Which is the last instance found for each inner_key...

I am at a loss of how to perform this nested list-comprehension correctly. I have tried multiple variations, all worse than the last.

Answer 1

in the end, this is what i used:

from collections import defaultdict

d = defaultdict(list)
for m, x in main_dict.items():
    for k, v in x.items():
        d[k].append((m, v))

Answer 2

You can try something like this:

In [61]: main_dict
Out[61]: 
{'A': {'key1': 'valueA1', 'key2': 'valueA2'},
 'B': {'key2': 'valueB2', 'key3': 'valueB3'},
 'C': {'key1': 'valueC1', 'key3': 'valueC3'}}

In [62]: keys=set(chain(*[x for x in main_dict.values()]))

In [64]: keys
Out[64]: set(['key3', 'key2', 'key1'])

In [63]: {x:[[y,main_dict[y][x]] for y in main_dict if x in main_dict[y]] for x in keys}
Out[63]: 
{'key1': [['A', 'valueA1'], ['C', 'valueC1']],
 'key2': [['A', 'valueA2'], ['B', 'valueB2']],
 'key3': [['C', 'valueC3'], ['B', 'valueB3']]}

A more readable solution using dict.setdefault:

In [81]: d={}

In [82]: for x in keys:
    for y in main_dict:
       if x in main_dict[y]:
           d.setdefault(x,[]).append([y,main_dict[y][x]])
   ....:            

In [83]: d
Out[83]: 
{'key1': [['A', 'valueA1'], ['C', 'valueC1']],
 'key2': [['A', 'valueA2'], ['B', 'valueB2']],
 'key3': [['C', 'valueC3'], ['B', 'valueB3']]}

Answer 3

Using three dictionary comprehensions to achieve such task, the third dict-comprehension is to combine the first two dicts:

e = {k : [m, v] for m, x in main_dict.items() for k, v in x.items()}
f = {k : [m, v] for m, x in main_dict.items() for k, v in x.items() if [m,v] not in e.values()}
g = {k1 : [m, v] for k1,m in e.items() for k2,v in f.items() if k1==k2}

Answer 4

One option is to use itertools.groupby

from itertools import groupby
from operator import itemgetter

main_dict = {
    'A' : {'key1' : 'valueA1', 'key2' : 'valueA2'},
    'B' : {'key2' : 'valueB2', 'key3' : 'valueB3'},
    'C' : {'key3' : 'valueC3', 'key1' : 'valueC1'}}

## Pull inner key, outer key and value and sort by key (prior to grouping)
x = sorted([(k2, [k1, v2]) for k1, v1 in main_dict.items() for k2, v2, in v1.items()])
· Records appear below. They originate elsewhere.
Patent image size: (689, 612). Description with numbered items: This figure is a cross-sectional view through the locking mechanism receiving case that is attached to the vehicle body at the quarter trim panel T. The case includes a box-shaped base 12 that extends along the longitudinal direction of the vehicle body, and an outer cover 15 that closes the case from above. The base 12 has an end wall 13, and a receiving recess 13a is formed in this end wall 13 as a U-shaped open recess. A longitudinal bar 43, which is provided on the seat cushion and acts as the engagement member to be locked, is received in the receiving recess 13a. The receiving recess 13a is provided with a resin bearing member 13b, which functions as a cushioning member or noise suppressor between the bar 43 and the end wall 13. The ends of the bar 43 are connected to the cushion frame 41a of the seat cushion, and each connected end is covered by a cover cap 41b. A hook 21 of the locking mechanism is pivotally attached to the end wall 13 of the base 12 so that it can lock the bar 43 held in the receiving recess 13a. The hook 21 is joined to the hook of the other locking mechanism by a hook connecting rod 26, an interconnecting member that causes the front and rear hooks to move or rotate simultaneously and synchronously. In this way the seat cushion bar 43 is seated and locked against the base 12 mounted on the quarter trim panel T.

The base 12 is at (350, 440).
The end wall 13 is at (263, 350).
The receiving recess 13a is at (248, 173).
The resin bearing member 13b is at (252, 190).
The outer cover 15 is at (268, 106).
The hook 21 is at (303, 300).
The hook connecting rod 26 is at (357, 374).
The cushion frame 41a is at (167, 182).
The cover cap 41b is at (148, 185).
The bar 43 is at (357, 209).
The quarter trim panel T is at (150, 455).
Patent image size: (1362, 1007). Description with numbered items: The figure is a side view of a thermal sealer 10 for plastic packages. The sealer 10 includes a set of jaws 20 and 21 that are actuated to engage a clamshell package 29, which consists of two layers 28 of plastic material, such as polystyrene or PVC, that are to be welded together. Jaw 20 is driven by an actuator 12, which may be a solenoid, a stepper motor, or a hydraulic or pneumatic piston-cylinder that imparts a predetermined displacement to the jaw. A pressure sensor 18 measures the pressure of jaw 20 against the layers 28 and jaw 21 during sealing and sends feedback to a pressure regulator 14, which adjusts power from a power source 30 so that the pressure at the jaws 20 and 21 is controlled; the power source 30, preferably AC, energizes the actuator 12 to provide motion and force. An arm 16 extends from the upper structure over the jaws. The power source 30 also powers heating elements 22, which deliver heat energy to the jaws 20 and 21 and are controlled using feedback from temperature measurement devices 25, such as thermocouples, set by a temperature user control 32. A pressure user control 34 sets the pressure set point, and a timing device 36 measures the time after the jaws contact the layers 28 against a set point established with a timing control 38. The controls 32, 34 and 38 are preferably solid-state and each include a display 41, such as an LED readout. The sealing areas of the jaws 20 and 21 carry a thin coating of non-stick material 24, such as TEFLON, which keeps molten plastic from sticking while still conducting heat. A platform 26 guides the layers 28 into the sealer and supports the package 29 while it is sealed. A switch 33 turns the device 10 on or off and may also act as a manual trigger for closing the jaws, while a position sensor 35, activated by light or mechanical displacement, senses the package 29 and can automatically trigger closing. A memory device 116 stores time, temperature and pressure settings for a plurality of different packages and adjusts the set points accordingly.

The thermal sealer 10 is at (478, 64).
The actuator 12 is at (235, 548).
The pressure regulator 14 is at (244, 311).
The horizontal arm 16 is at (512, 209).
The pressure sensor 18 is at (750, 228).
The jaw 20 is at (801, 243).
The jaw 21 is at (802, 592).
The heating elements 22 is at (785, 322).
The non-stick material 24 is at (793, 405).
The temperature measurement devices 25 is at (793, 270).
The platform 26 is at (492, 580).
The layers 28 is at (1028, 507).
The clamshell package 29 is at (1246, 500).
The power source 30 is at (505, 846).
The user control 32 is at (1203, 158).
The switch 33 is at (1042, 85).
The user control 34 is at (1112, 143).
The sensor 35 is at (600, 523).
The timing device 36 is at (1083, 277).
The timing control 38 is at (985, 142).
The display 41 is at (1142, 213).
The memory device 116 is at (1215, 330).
## Group by key. This creates an itertools.groupby object that can be iterated
## to get key and value iterables
xx = groupby(x, key=itemgetter(0))

for k, g in xx:
    print('{0} : {1}'.format(k, [r[1] for r in list(g)]))

Depending on your data and performance requirements, sorting may not be ideal so it's worth profiling.

Further, it does not result in a dict as specified, but a groupby object. That might be 'dict-like' enough for your needs; Iterating it yields key and iterables.